Where did the inspiration come from?

I am a person who has not had a House for many, many years, was to some extent a wanderer. For me, this is something of an obsessive idea – to determine what the House is... Perhaps, I was just tortured by nostalgia, so I wrote my own problem in the images of those who posed for me. But then this and other problems that art raises can only be discussed by those who visit galleries and museums. And they relate to a greater extent those who often have neither the means nor perhaps even education...

That's why I went to the cinema. Cinema spreads well. Art is often created for a select audience attending exhibitions, and cinema is more democratic. "Women without men" was watched by many people around the world, even in small Iranian towns. Many of those who watched this film are unfamiliar with my other works. Again, although I don’t shoot commercial films, films in principle find their viewer more often than the same installations.

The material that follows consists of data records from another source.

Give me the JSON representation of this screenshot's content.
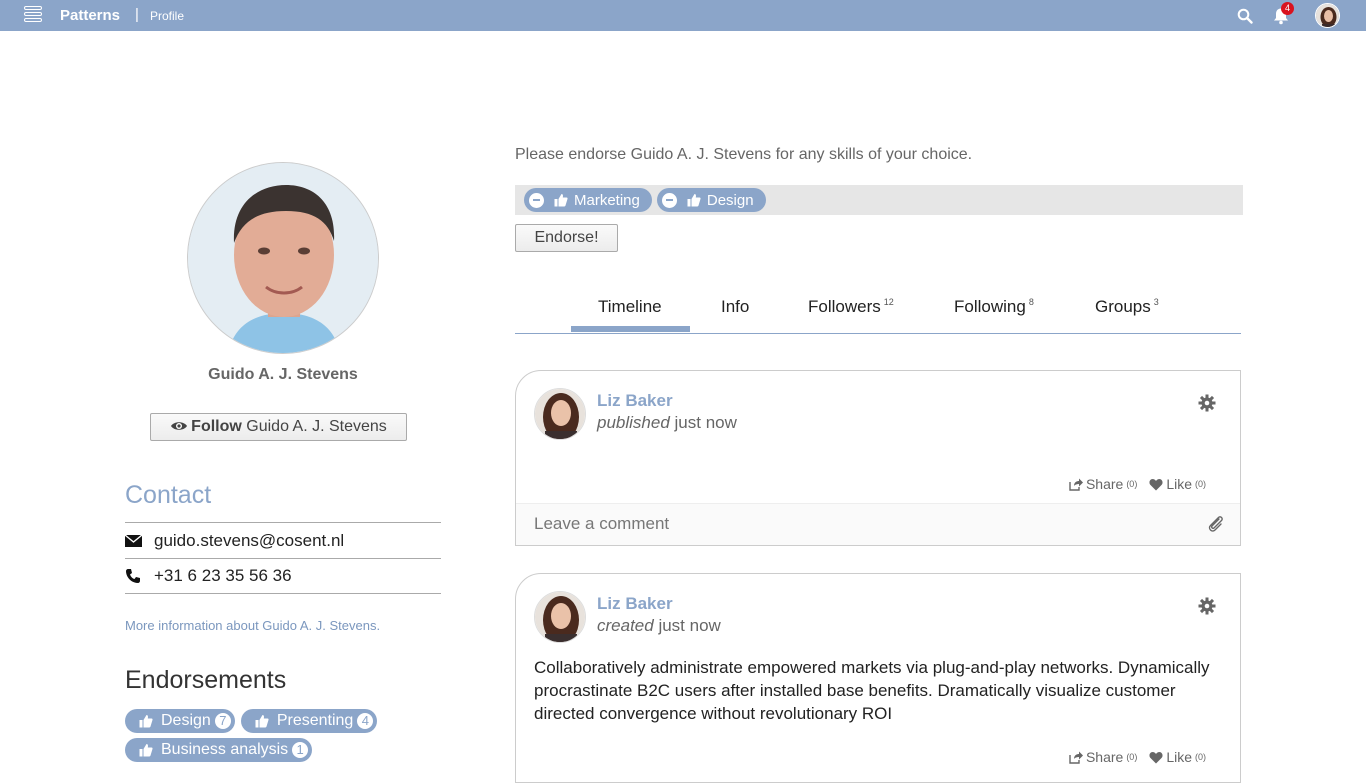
{
  "topbar": {
    "app_title": "Patterns",
    "separator": "|",
    "breadcrumb": "Profile",
    "notification_count": "4",
    "accent_color": "#8ba5c9",
    "badge_color": "#d9121e"
  },
  "profile": {
    "name": "Guido A. J. Stevens",
    "follow_bold": "Follow",
    "follow_rest": "Guido A. J. Stevens"
  },
  "contact": {
    "heading": "Contact",
    "email": "guido.stevens@cosent.nl",
    "phone": "+31 6 23 35 56 36",
    "more_link": "More information about Guido A. J. Stevens."
  },
  "endorsements": {
    "heading": "Endorsements",
    "items": [
      {
        "label": "Design",
        "count": "7"
      },
      {
        "label": "Presenting",
        "count": "4"
      },
      {
        "label": "Business analysis",
        "count": "1"
      }
    ]
  },
  "endorse_form": {
    "prompt": "Please endorse Guido A. J. Stevens for any skills of your choice.",
    "skills": [
      "Marketing",
      "Design"
    ],
    "button": "Endorse!"
  },
  "tabs": [
    {
      "label": "Timeline",
      "count": ""
    },
    {
      "label": "Info",
      "count": ""
    },
    {
      "label": "Followers",
      "count": "12"
    },
    {
      "label": "Following",
      "count": "8"
    },
    {
      "label": "Groups",
      "count": "3"
    }
  ],
  "posts": [
    {
      "author": "Liz Baker",
      "verb": "published",
      "time": "just now",
      "body": "",
      "share_label": "Share",
      "share_count": "(0)",
      "like_label": "Like",
      "like_count": "(0)",
      "comment_placeholder": "Leave a comment"
    },
    {
      "author": "Liz Baker",
      "verb": "created",
      "time": "just now",
      "body": "Collaboratively administrate empowered markets via plug-and-play networks. Dynamically procrastinate B2C users after installed base benefits. Dramatically visualize customer directed convergence without revolutionary ROI",
      "share_label": "Share",
      "share_count": "(0)",
      "like_label": "Like",
      "like_count": "(0)"
    }
  ]
}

What will happen to the fine arts of the Islamic East in the 21st century, when hundreds of thousands of emigrants will carry their spiritual traditions to the West?

You know, quite recently I spoke with friends about it... This is a good question, but I don’t have an answer to it. So many years, Europe held the colonies in Asia, and now Asia aspires to Europe, and she often closes the door for her to avoid the huge injections of foreign values. This is one of the most amazing phenomena of our era.

Material published in the twenty-fourth issue.